The Data That Shifts the Narrative

Analyses from ProCap Insights, amplified by voices like Anthony Pompliano, show Khanna’s AI-related moves outperforming Nancy Pelosi’s family portfolio by a wide margin during the same period (Pelosi at roughly 38.5% excess). In the broader conversation of congressional trading prowess, Khanna has emerged as the new benchmark—especially in the tech and AI sectors that define his California district.

This isn’t occasional luck. Khanna ranks among the most prolific traders in Congress history on the Democratic side, with massive trade volume—tens of millions in a single recent year and thousands of individual transactions. His family trusts handle the activity; Khanna has publicly stated he does not direct the trades and has long advocated banning the practice for members of Congress.

Yet the numbers stand: in a town where access to briefings, regulatory foresight, and industry relationships is routine, Khanna’s results speak louder than disclaimers.
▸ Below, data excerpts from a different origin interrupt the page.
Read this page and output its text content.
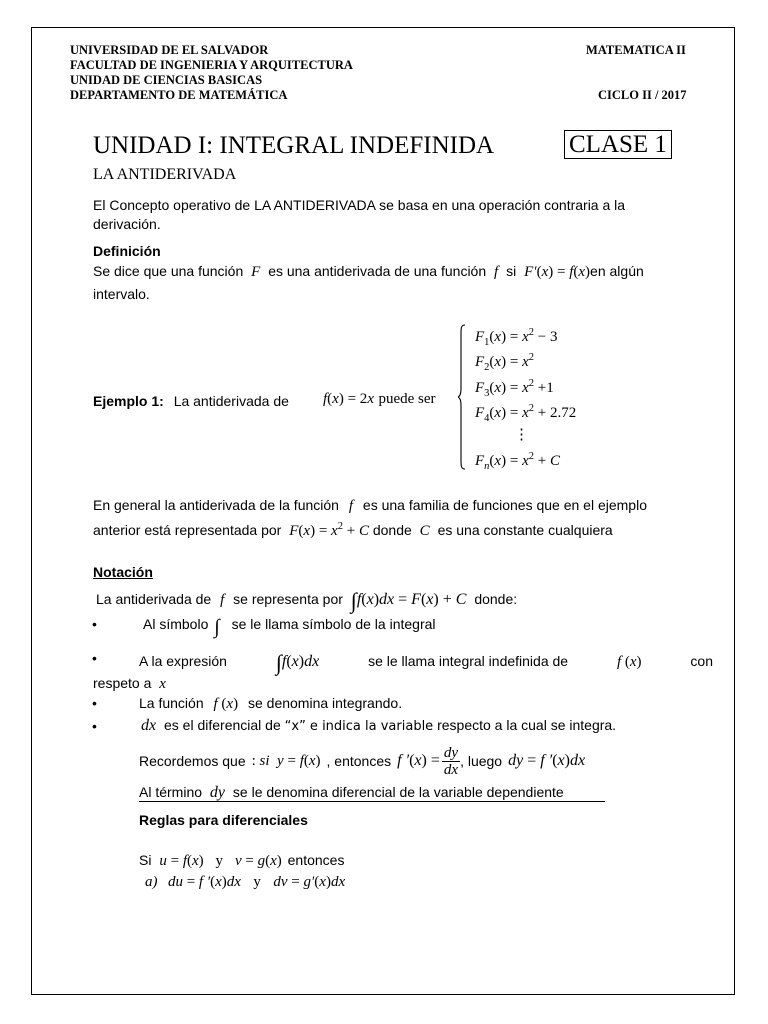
UNIVERSIDAD DE EL SALVADOR
FACULTAD DE INGENIERIA Y ARQUITECTURA
UNIDAD DE CIENCIAS BASICAS
DEPARTAMENTO DE MATEMÁTICA
MATEMATICA II
CICLO II / 2017
UNIDAD I: INTEGRAL INDEFINIDA	CLASE 1
LA ANTIDERIVADA
El Concepto operativo de LA ANTIDERIVADA se basa en una operación contraria a la
derivación.
Definición
Se dice que una función F es una antiderivada de una función f si F′(x) = f(x)en algún
intervalo.
Ejemplo 1: La antiderivada de f(x) = 2x puede ser
$F_1(x) = x^2 - 3$
$F_2(x) = x^2$
$F_3(x) = x^2 +1$
$F_4(x) = x^2 + 2.72$
⋮
$F_n(x) = x^2 + C$
En general la antiderivada de la función f es una familia de funciones que en el ejemplo
anterior está representada por $F(x) = x^2 + C$ donde C es una constante cualquiera
Notación
La antiderivada de f se representa por ∫f(x)dx = F(x) + C donde:
•	Al símbolo ∫ se le llama símbolo de la integral
•	A la expresión ∫f(x)dx	se le llama integral indefinida de	f (x)	con
respeto a x
•	La función f (x) se denomina integrando.
•	dx es el diferencial de “x” e indica la variable respecto a la cual se integra.
Recordemos que : si  y = f(x) , entonces f $'(x) = \frac{dy}{dx}$ , luego dy = f ′(x)dx
Al término dy se le denomina diferencial de la variable dependiente
Reglas para diferenciales
Si u = f(x) y v = g(x) entonces
a) du = f ′(x)dx y dv = g′(x)dx
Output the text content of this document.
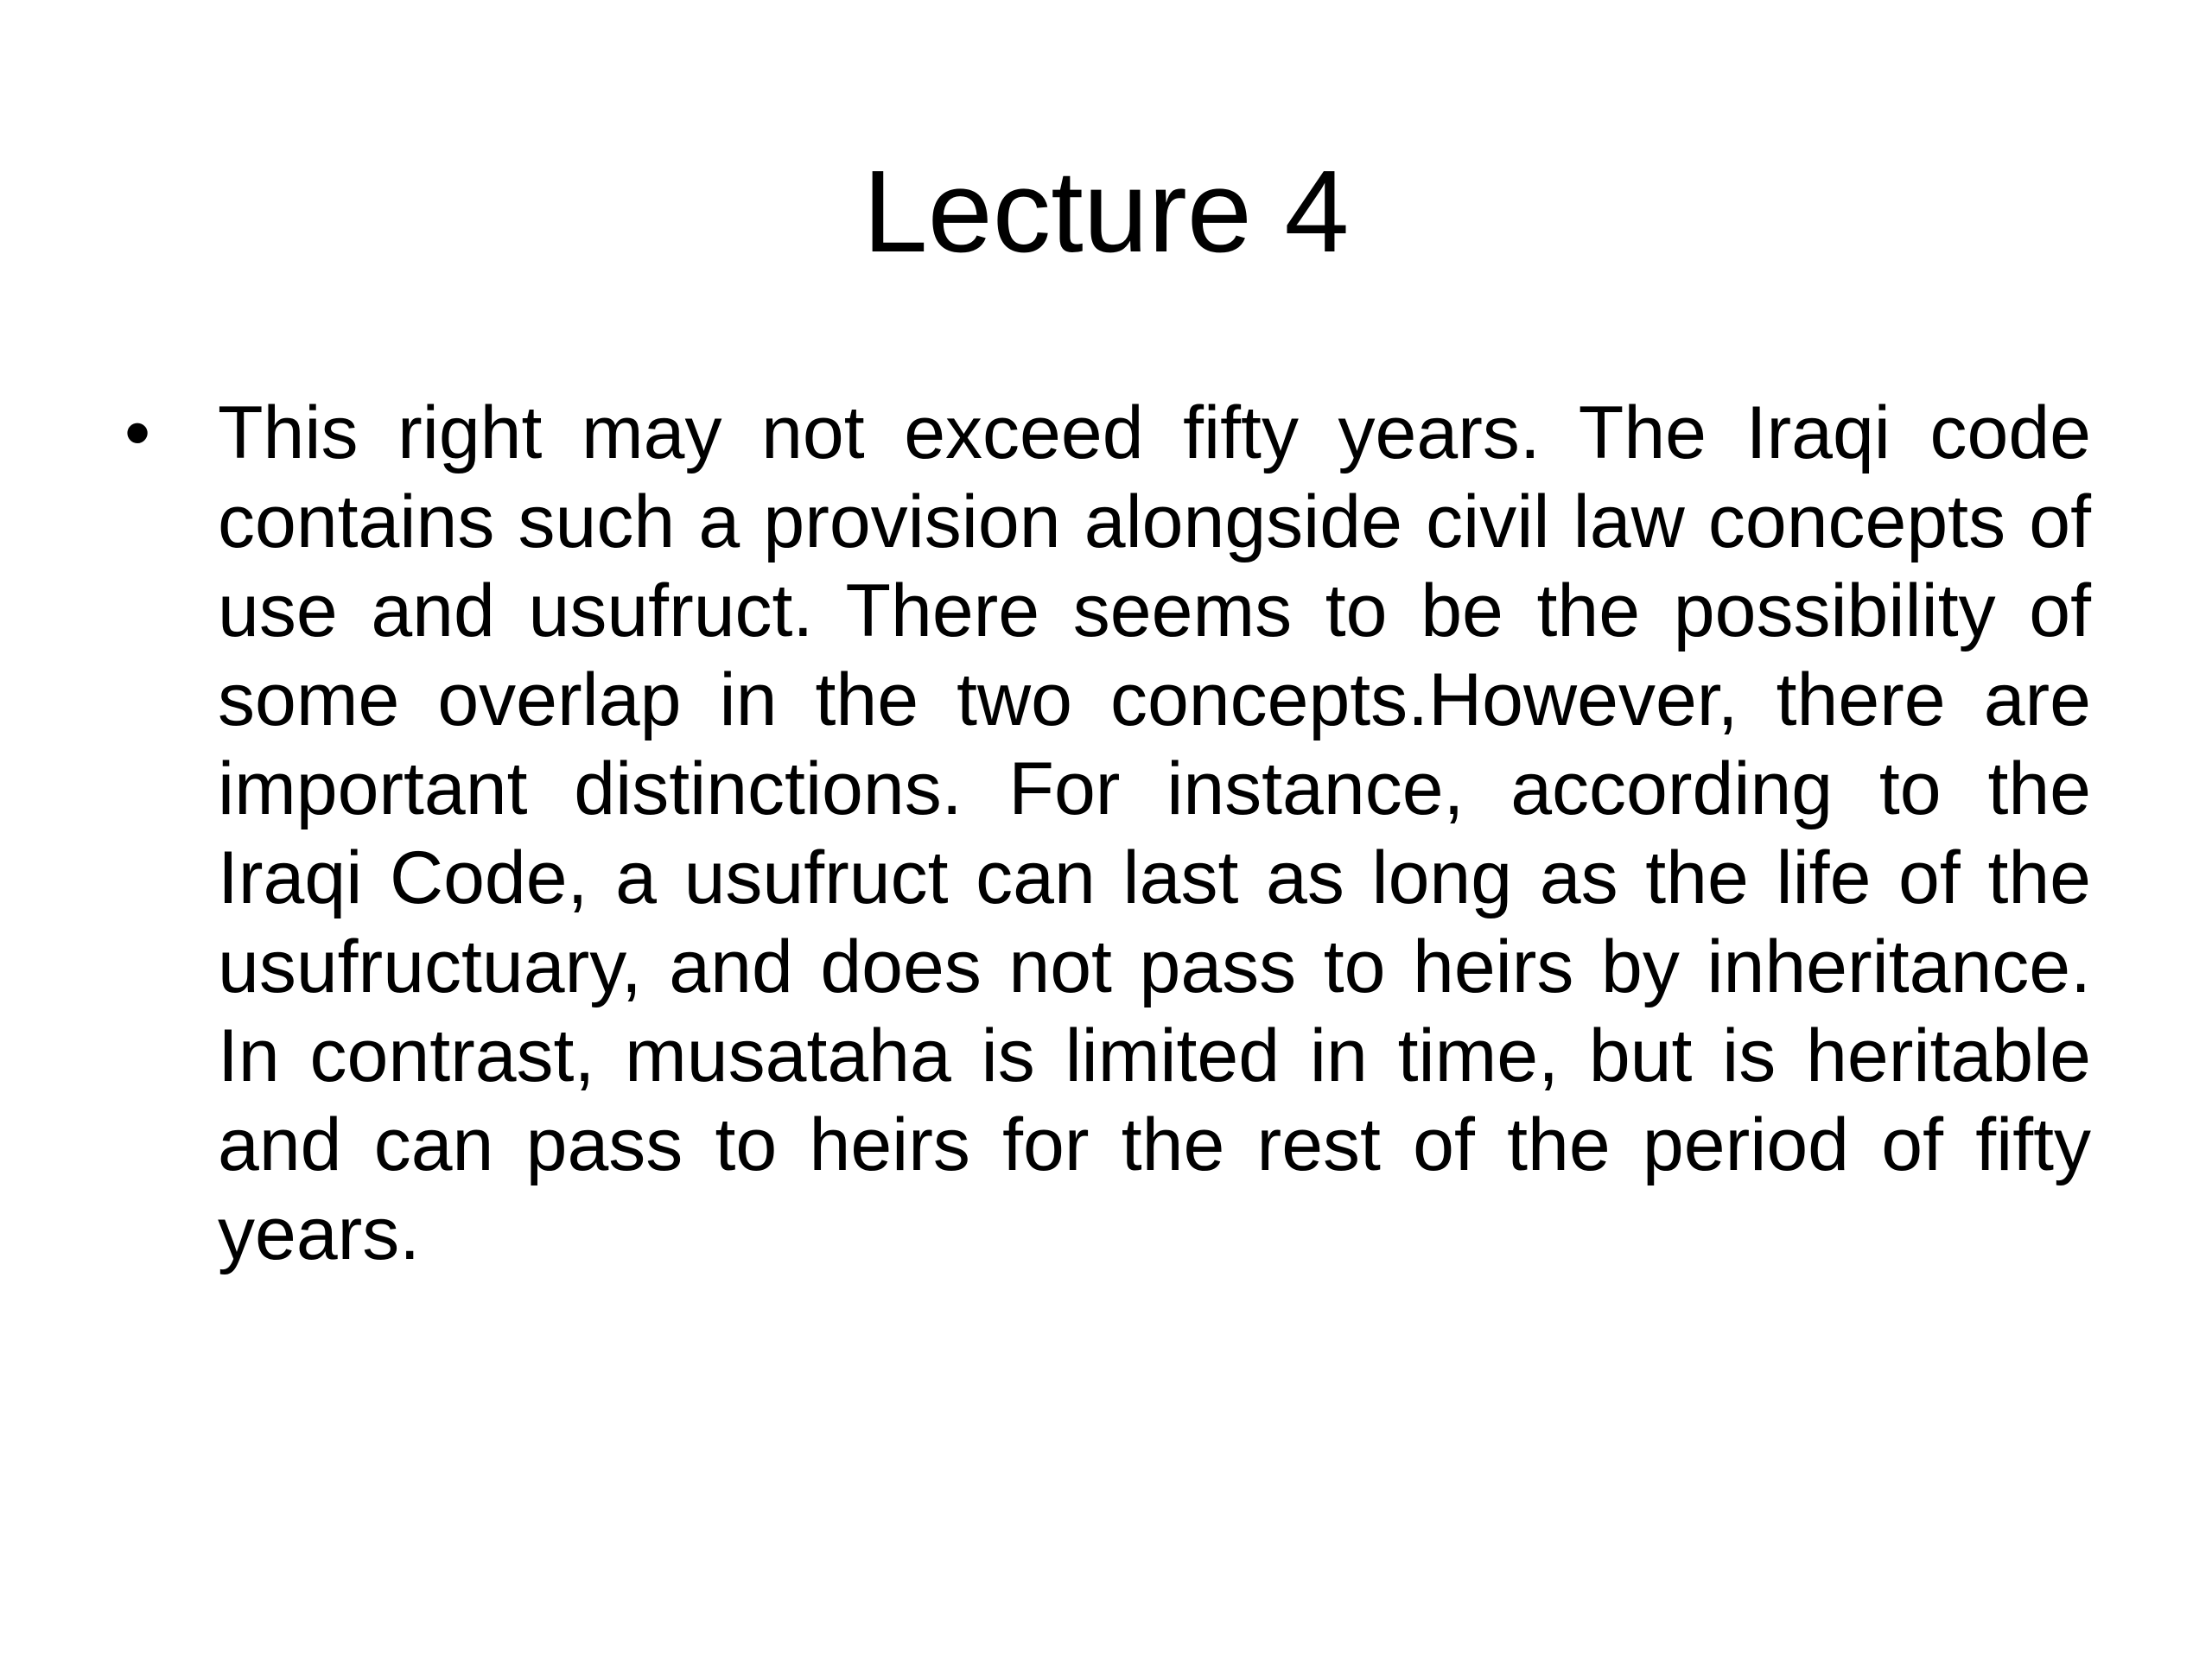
Lecture 4
• This right may not exceed fifty years. The Iraqi code contains such a provision alongside civil law concepts of use and usufruct. There seems to be the possibility of some overlap in the two concepts.However, there are important distinctions. For instance, according to the Iraqi Code, a usufruct can last as long as the life of the usufructuary, and does not pass to heirs by inheritance. In contrast, musataha is limited in time, but is heritable and can pass to heirs for the rest of the period of fifty years.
The Contradictions of a Tech-Age Politician

Here lies the Elias Thorn tension—the story worth telling. Ro Khanna, the progressive Democrat representing Silicon Valley, champion of workers’ rights and government restraint on tech giants, operates in a system where knowledge asymmetry is baked in. He pushes legislation to end congressional stock trading while his household’s portfolio rides the AI wave with uncanny timing. He speaks of fairness and opportunity while the returns pile up.

This isn’t a simple gotcha. It’s a mirror held up to how power actually works in 21st-century America. Information flows. Networks matter. Markets reward those closest to the fire. Khanna didn’t invent the game—he’s simply playing it at an elite level while calling for rules that would prevent others from doing the same.
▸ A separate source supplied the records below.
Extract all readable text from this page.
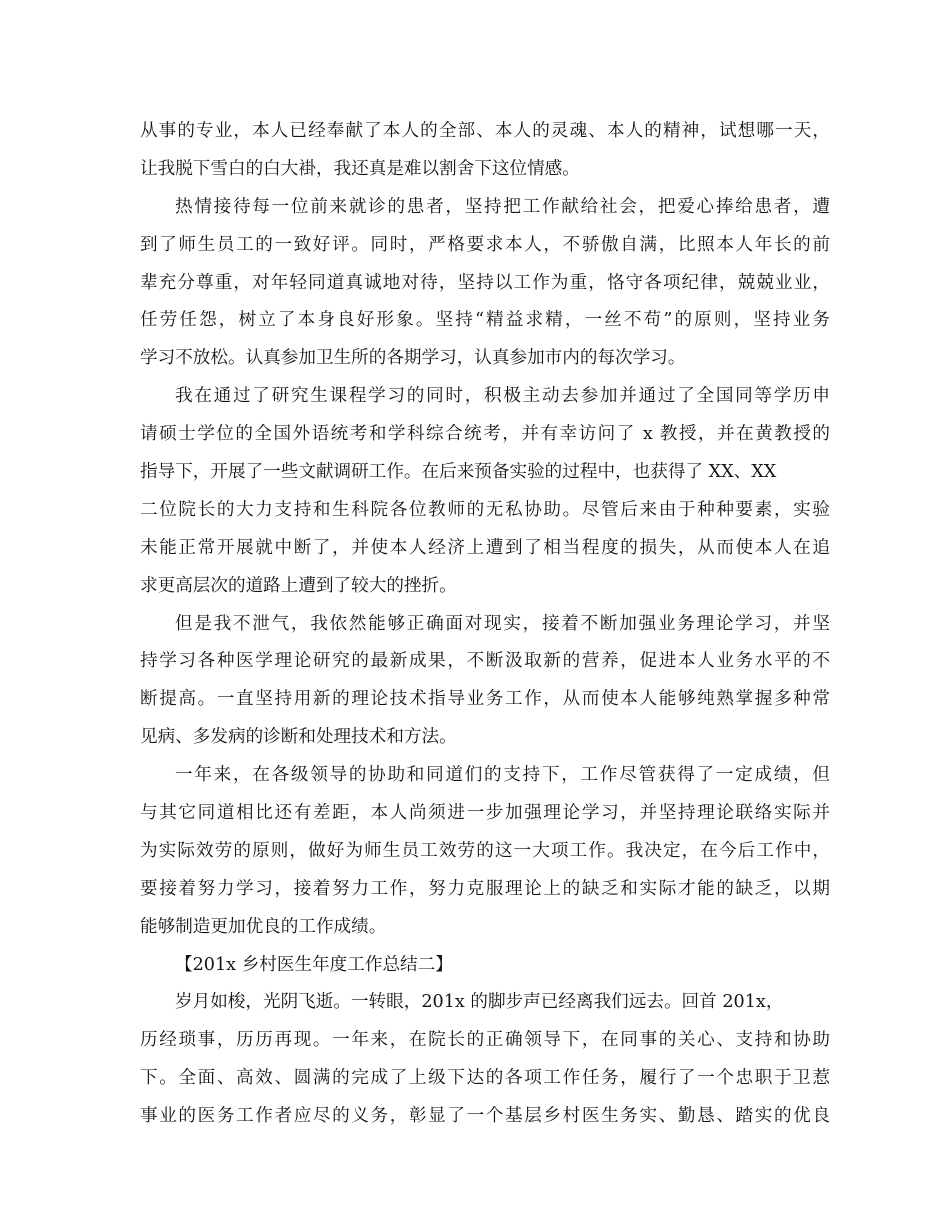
从事的专业，本人已经奉献了本人的全部、本人的灵魂、本人的精神，试想哪一天，
让我脱下雪白的白大褂，我还真是难以割舍下这位情感。
热情接待每一位前来就诊的患者，坚持把工作献给社会，把爱心捧给患者，遭
到了师生员工的一致好评。同时，严格要求本人，不骄傲自满，比照本人年长的前
辈充分尊重，对年轻同道真诚地对待，坚持以工作为重，恪守各项纪律，兢兢业业，
任劳任怨，树立了本身良好形象。坚持“精益求精，一丝不苟”的原则，坚持业务
学习不放松。认真参加卫生所的各期学习，认真参加市内的每次学习。
我在通过了研究生课程学习的同时，积极主动去参加并通过了全国同等学历申
请硕士学位的全国外语统考和学科综合统考，并有幸访问了 x 教授，并在黄教授的
指导下，开展了一些文献调研工作。在后来预备实验的过程中，也获得了 XX、XX
二位院长的大力支持和生科院各位教师的无私协助。尽管后来由于种种要素，实验
未能正常开展就中断了，并使本人经济上遭到了相当程度的损失，从而使本人在追
求更高层次的道路上遭到了较大的挫折。
但是我不泄气，我依然能够正确面对现实，接着不断加强业务理论学习，并坚
持学习各种医学理论研究的最新成果，不断汲取新的营养，促进本人业务水平的不
断提高。一直坚持用新的理论技术指导业务工作，从而使本人能够纯熟掌握多种常
见病、多发病的诊断和处理技术和方法。
一年来，在各级领导的协助和同道们的支持下，工作尽管获得了一定成绩，但
与其它同道相比还有差距，本人尚须进一步加强理论学习，并坚持理论联络实际并
为实际效劳的原则，做好为师生员工效劳的这一大项工作。我决定，在今后工作中，
要接着努力学习，接着努力工作，努力克服理论上的缺乏和实际才能的缺乏，以期
能够制造更加优良的工作成绩。
【201x 乡村医生年度工作总结二】
岁月如梭，光阴飞逝。一转眼，201x 的脚步声已经离我们远去。回首 201x，
历经琐事，历历再现。一年来，在院长的正确领导下，在同事的关心、支持和协助
下。全面、高效、圆满的完成了上级下达的各项工作任务，履行了一个忠职于卫惹
事业的医务工作者应尽的义务，彰显了一个基层乡村医生务实、勤恳、踏实的优良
Critics see hypocrisy. Supporters see a man navigating a broken incentive structure while delivering results for his constituents in other arenas. The uncomfortable truth sits somewhere in the data: when a congressman from the innovation capital turns family investments toward the future, the future has been remarkably generous in return.

What It Means for the Rest of Us

Congressional trading has always invited skepticism because the upside is asymmetric. Losses are private; the information edge is public knowledge only after the fact. Khanna’s surge—highlighted against Pelosi’s long dominance—reopens the debate not just about individual ethics, but about structural reform.

Will his performance accelerate calls for a ban? Or will it remind Americans that in Washington, even reformers become part of the machine they critique?

One thing is clear: for now, the crown has passed. The new king of congressional stock trading isn’t some backroom Republican dealmaker or veteran institutionalist. It’s Ro Khanna—the progressive voice of Silicon Valley whose portfolio has spoken louder than any floor speech.